Kettering General Hospital (KGH) recently completed a pilot evaluation to assess the AI fracture detection tool, RBfracture™. The aim was to reduce missed fracture rates in the hospital’s Accident and Emergency (A&E) department, especially in the out-of-hours, where acute musculoskeletal exams are not immediately reported by radiologists or reporting radiographers.
The pilot aimed to measure the impact of RBfracture in an NHS setting. The assessment of RBfracture involved a retrospective audit of the algorithm’s standalone performance and a prospective analysis of missed fracture rates.
A total number of 14,791 patient exams were processed during the pilot period and a total of 319 patient exams were included in the audit of the RBfracture standalone performance.
RBfracture’s performance was assessed by calculating accuracy, sensitivity (true positive rate) and specificity (true negative rate) on a dataset of 319 cases selected by KGH.
RBfracture showed an outstanding performance, with sensitivity of 94%, specificity of 94%, and accuracy of 94% in the audit.
Missed fracture incidents are flagged retrospectively when the initial interpretation made by the A&E staff is compared to the official radiology report.

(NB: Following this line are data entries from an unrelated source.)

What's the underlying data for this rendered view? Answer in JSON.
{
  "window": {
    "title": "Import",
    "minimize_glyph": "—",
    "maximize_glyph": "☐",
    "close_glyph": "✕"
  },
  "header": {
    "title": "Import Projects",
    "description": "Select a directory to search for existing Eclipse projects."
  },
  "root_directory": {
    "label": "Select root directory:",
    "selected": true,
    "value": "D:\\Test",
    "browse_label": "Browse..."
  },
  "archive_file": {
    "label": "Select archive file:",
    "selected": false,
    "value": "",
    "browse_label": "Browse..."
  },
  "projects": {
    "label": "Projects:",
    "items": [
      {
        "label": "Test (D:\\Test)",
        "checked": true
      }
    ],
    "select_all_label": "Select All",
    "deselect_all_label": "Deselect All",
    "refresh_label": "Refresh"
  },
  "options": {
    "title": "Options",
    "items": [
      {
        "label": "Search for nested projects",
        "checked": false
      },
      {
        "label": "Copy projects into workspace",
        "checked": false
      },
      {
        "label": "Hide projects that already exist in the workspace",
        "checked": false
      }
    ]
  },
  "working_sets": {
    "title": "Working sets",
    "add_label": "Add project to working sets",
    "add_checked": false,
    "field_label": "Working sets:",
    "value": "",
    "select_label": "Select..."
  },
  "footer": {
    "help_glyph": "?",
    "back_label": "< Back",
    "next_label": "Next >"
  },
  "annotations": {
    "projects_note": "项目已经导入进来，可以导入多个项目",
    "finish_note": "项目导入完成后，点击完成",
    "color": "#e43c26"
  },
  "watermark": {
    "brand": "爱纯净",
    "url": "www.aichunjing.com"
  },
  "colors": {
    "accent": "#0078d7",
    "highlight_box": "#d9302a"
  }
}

Prior to the introduction of RBfracture, the missed fracture rate ranged between 1.9 to 4.5 per 1000 examined patients. Following its introduction in August 2023 and through January 2024, 15 cases of missed fractures were reported, equivalent to a missed fracture rate of 1.0 per 1000 patients. This represents a 47%-62% reduction in missed fracture rate when compared to the second half of 2021 and 2022, respectively. Of the recorded 15 missed cases, 8 were indicated up by RBfracture, but still missed by the A&E.

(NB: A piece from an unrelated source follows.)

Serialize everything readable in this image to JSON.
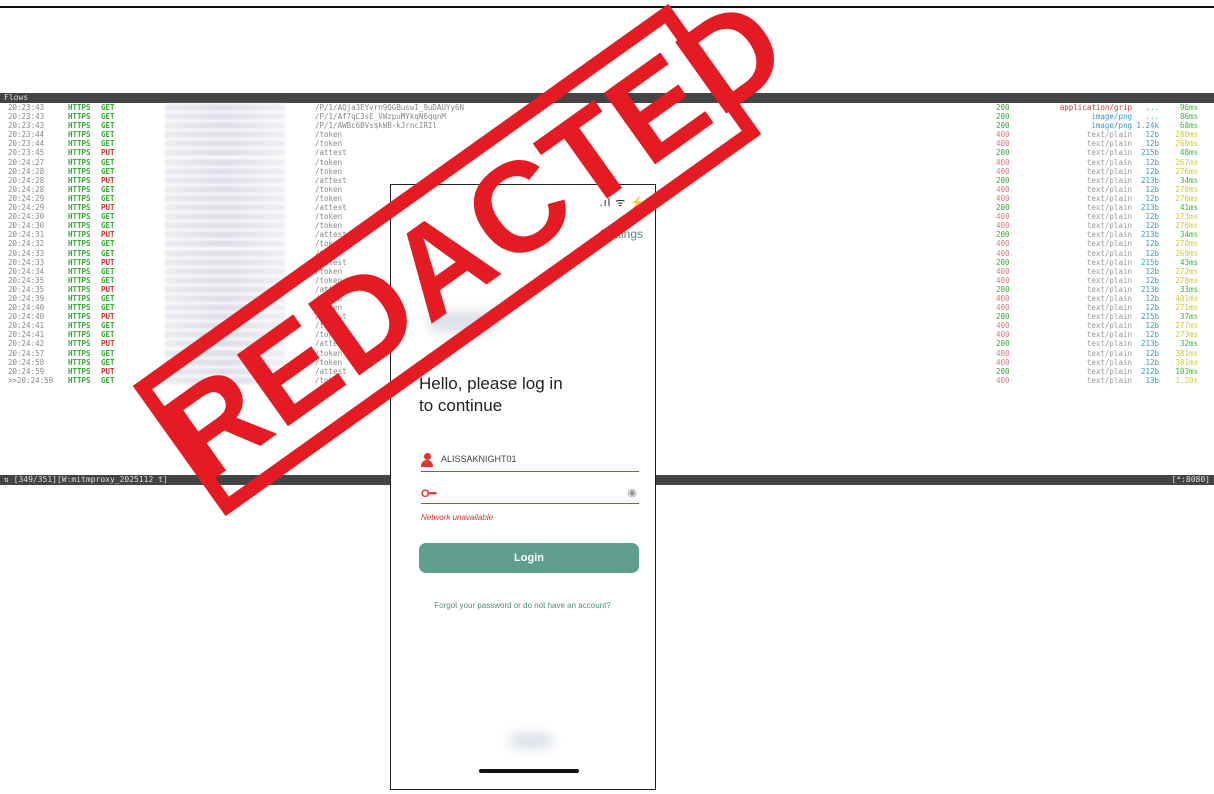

The deployment of RBfracture at Kettering General Hospital has improved the initial assessment of X-rays. It has enhanced medical professionals’ performance, resulting in quantifiable benefits such as a significant decrease in missed fracture rates. This improvement translates to better patient outcomes, reducing the likelihood of incorrect discharge and subsequent readmission, thus alleviating both cost and care burdens.